The daily also mentions the younger generation of founders, giving startups Photoneo (a designer of a 3D camera that can quickly recognise objects, allowing a robot to pick out particular tools or components in a factory), GA Drilling (which is rolling out technology that uses electric plasma to help drill more efficiently for oil and gas underground), and Slido (an audience interaction app) as examples.
On the other hand, the daily reminds that entrepreneurs in Slovakia still face funding challenges.
“Slovakia has seen a stream of EU research and innovation funding worth nearly €4bn since it joined the bloc 13 years ago,” Financial Times wrote. “However, private capital can be tough to find, which can stifle late-stage projects at a crucial stage of growth.”

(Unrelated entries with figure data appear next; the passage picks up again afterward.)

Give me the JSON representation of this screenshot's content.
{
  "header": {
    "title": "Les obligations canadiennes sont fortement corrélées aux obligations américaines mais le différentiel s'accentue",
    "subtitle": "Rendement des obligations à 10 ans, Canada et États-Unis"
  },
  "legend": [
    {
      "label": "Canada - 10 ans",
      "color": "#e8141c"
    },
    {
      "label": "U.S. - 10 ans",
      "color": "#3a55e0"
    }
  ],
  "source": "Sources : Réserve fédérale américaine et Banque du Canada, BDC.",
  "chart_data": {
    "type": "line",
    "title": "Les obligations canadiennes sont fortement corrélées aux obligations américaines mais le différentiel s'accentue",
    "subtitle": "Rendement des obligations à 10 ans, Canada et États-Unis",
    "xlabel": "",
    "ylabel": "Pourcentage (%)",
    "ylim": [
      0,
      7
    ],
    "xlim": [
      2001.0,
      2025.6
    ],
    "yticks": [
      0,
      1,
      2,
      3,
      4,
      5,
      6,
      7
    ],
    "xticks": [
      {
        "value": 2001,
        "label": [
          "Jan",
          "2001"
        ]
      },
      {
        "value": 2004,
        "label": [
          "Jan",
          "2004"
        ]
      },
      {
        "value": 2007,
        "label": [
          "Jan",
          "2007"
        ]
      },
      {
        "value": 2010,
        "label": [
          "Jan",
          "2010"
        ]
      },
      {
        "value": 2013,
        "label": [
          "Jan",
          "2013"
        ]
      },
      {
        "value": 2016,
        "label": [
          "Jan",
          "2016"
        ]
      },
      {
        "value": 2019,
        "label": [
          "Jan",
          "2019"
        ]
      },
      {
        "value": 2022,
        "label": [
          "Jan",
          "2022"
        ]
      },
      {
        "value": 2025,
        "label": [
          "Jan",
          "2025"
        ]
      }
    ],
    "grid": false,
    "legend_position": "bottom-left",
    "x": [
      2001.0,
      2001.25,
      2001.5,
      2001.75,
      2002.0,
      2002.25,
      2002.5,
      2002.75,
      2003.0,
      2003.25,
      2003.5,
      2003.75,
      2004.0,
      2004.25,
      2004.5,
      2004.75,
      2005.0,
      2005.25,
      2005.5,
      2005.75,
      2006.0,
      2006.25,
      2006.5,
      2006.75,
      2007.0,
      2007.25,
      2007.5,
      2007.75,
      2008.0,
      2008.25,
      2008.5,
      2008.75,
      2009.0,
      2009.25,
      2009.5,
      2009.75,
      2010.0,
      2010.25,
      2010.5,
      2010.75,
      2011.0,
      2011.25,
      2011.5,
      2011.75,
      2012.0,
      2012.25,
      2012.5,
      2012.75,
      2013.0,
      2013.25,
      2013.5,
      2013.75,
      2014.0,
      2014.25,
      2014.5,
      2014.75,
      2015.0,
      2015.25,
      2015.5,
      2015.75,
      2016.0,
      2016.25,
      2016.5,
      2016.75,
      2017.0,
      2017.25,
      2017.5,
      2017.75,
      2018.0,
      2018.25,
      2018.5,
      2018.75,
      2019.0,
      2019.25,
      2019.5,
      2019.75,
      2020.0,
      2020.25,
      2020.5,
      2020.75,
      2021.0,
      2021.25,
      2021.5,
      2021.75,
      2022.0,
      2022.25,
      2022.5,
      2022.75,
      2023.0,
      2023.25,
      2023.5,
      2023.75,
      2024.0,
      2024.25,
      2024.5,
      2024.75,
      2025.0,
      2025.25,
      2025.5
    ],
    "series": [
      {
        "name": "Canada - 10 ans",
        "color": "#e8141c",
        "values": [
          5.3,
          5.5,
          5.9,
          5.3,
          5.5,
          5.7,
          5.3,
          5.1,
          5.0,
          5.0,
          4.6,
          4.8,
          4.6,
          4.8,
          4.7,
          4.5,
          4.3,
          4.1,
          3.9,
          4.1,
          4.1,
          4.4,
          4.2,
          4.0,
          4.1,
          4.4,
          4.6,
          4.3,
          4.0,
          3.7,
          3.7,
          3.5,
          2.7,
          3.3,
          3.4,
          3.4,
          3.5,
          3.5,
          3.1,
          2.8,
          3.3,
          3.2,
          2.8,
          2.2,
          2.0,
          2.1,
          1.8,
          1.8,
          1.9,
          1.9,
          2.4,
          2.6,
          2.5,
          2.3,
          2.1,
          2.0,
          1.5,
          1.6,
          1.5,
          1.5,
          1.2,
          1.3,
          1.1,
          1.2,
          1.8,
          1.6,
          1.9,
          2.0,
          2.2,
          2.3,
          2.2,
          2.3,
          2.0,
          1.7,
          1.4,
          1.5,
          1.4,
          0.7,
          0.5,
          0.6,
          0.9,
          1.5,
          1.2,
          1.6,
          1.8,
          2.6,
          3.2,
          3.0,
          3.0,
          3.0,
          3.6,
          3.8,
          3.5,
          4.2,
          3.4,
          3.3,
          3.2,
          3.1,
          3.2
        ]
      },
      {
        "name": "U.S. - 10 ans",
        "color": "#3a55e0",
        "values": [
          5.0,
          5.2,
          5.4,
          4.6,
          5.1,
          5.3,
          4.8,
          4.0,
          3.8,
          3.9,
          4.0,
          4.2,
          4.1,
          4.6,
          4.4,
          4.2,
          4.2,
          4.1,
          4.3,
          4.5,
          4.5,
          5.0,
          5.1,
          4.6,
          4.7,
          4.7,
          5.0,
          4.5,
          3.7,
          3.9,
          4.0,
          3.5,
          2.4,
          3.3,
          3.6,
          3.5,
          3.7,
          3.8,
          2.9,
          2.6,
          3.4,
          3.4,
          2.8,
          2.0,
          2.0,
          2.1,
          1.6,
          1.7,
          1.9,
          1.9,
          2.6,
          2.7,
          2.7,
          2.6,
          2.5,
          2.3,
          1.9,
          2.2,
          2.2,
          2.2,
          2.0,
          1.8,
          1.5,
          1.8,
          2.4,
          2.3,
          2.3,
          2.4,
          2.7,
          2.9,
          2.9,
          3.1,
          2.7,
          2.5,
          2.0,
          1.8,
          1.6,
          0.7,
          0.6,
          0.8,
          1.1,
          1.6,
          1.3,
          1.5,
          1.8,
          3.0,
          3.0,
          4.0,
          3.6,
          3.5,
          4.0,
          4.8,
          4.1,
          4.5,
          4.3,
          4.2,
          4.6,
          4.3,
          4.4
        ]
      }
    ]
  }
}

The daily also criticises the legislation which seems to favour larger companies over smaller enterprises and wrote tax breaks appear to benefit foreign investors promising to bring manufacturing jobs to the country more than smaller innovative ventures.
“Another problem is a scarcity of workers with skills and business experience,” Financial Times wrote. “While many Slovak expats could bring valuable business experience from abroad, the country’s political climate, marked by endless corruption scandals, does little to encourage them to return home.”
In this respect, however, Financial Times praise the initiatives to fight corruption, digitise public services, set up better schools, and encourage Slovaks abroad to return home. The paper wrote that these initiatives that have popped up around the country are sometimes founded or backed by successful entrepreneurs.
“Other Slovak entrepreneurs have joined advisory boards of younger startups or become angel investors themselves,” Financial Times wrote.